Cette dernière ne veut pas rallumer le chauffage, malgré les six petits degrés dehors, au lever du jour. Elle retarde le plus possible l'allumage de sa chaudière et garde d'ailleurs le thermostat au minimum.

"Je l'ai mis à 10°C pour pas que le thermostat intérieur déclenche le processus de la chaudière", explique-t-elle. Question d'économie et d'écologie, selon elle, elle adopte donc le système B.

"Je suis un peu comme un oignon, je remets des pelures, je remets un pull ou deux, avoue-t-elle. Je crains qu'on ait des coupures un petit peu inopinées d'électricité ou de gaz."

"Clairement trop tôt, clairement trop cher"

Dans les rues d'Armentières, rallumer le chauffage ou pas, s'avère être un vrai dilemme pour les passants. "On se posait la question, surtout le soir, en se couchant", souligne l'un d'entre eux. "C'est une vrai question, mais on ne peut pas le rallumer tout de suite, c'est clairement trop tôt, clairement trop cher", assure un autre.

Chez Émilie, en revanche, mère de deux enfants, la décision est prise: "On l'a rallumé, là, il y a quelques jours. On s'est posé la question, effectivement, mais on a mis le confort avant tout. Après, on a des choses qui sont mises en place dans la maison, un thermostat, avec des heures de déclenchement."

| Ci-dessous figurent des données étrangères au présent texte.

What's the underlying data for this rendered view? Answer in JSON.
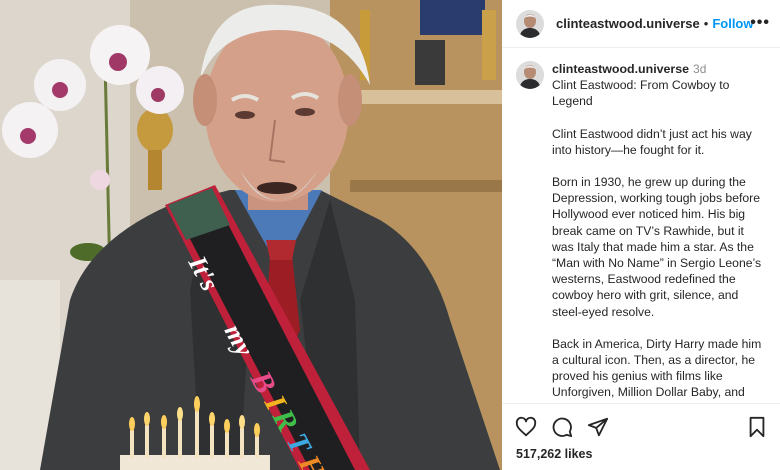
{
  "post": {
    "username": "clinteastwood.universe",
    "follow_label": "Follow",
    "more_label": "•••",
    "time": "3d",
    "caption_title": "Clint Eastwood: From Cowboy to Legend",
    "paragraphs": [
      "Clint Eastwood didn’t just act his way into history—he fought for it.",
      "Born in 1930, he grew up during the Depression, working tough jobs before Hollywood ever noticed him. His big break came on TV’s Rawhide, but it was Italy that made him a star. As the “Man with No Name” in Sergio Leone’s westerns, Eastwood redefined the cowboy hero with grit, silence, and steel-eyed resolve.",
      "Back in America, Dirty Harry made him a cultural icon. Then, as a director, he proved his genius with films like Unforgiven, Million Dollar Baby, and Gran Torino."
    ],
    "likes": "517,262 likes"
  },
  "photo": {
    "sash_text": "It's my BIRTHDAY",
    "sash_segments": [
      "It's",
      "my",
      "B",
      "I",
      "R",
      "T",
      "H"
    ]
  },
  "icons": {
    "like": "heart-icon",
    "comment": "comment-icon",
    "share": "send-icon",
    "save": "bookmark-icon",
    "more": "more-icon"
  },
  "colors": {
    "follow": "#0095f6",
    "text": "#262626",
    "muted": "#8e8e8e"
  }
}
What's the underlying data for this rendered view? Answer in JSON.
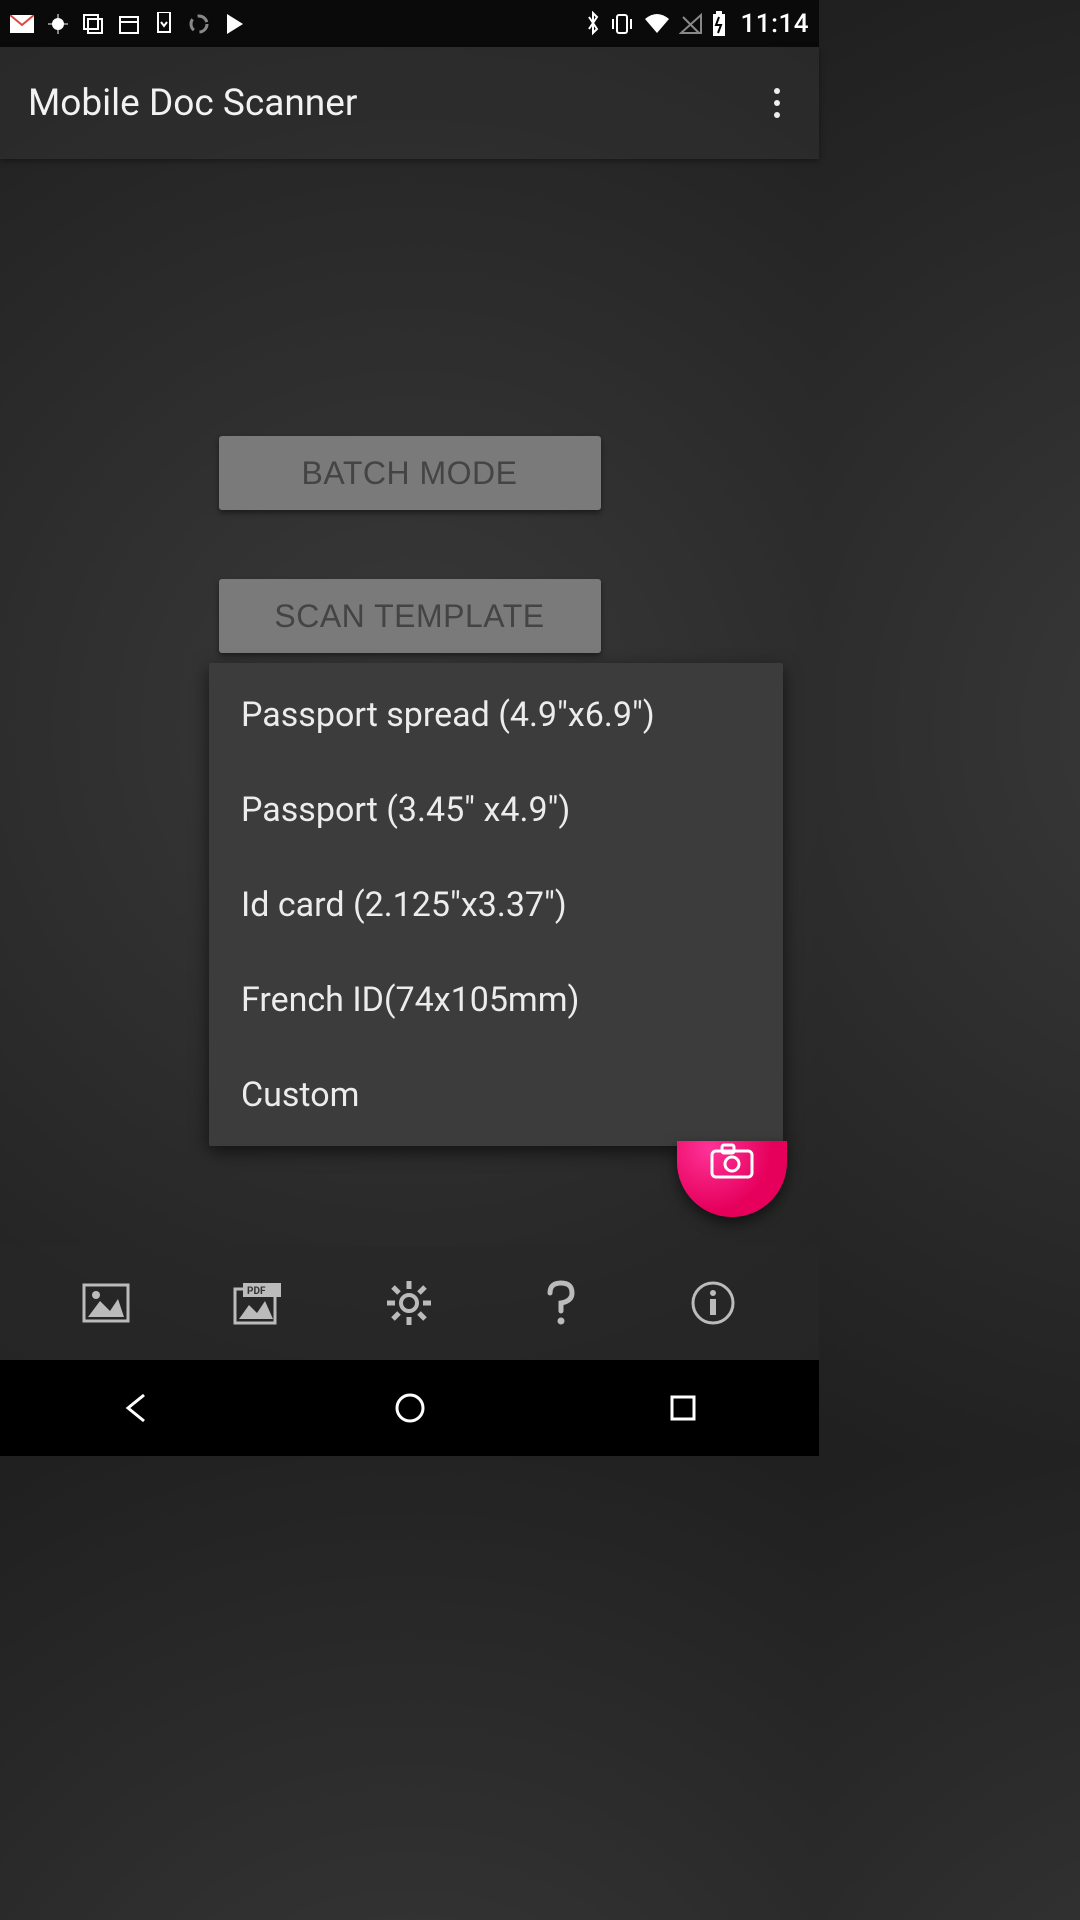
{
  "status": {
    "time": "11:14"
  },
  "header": {
    "title": "Mobile Doc Scanner"
  },
  "main": {
    "batch_mode_label": "BATCH MODE",
    "scan_template_label": "SCAN TEMPLATE",
    "dropdown": [
      "Passport spread (4.9\"x6.9\")",
      "Passport (3.45\" x4.9\")",
      "Id card (2.125\"x3.37\")",
      "French ID(74x105mm)",
      "Custom"
    ]
  },
  "colors": {
    "accent": "#e6005c"
  }
}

Début septembre, une étude de l'Insee Hauts-de-France révélait que la région était la plus vulnérable face à l'inflation. La hausse des prix de l'énergie frappe "plus intensément" les ménages les plus modestes. Ces derniers ont de plus en plus de mal à se chauffer. Pour cause, près de la moitié des logements des Hauts-de-France, "utilise le gaz de ville comme source principale de chauffage, contre environ 30 % des logements de France de province", souligne l'Insee.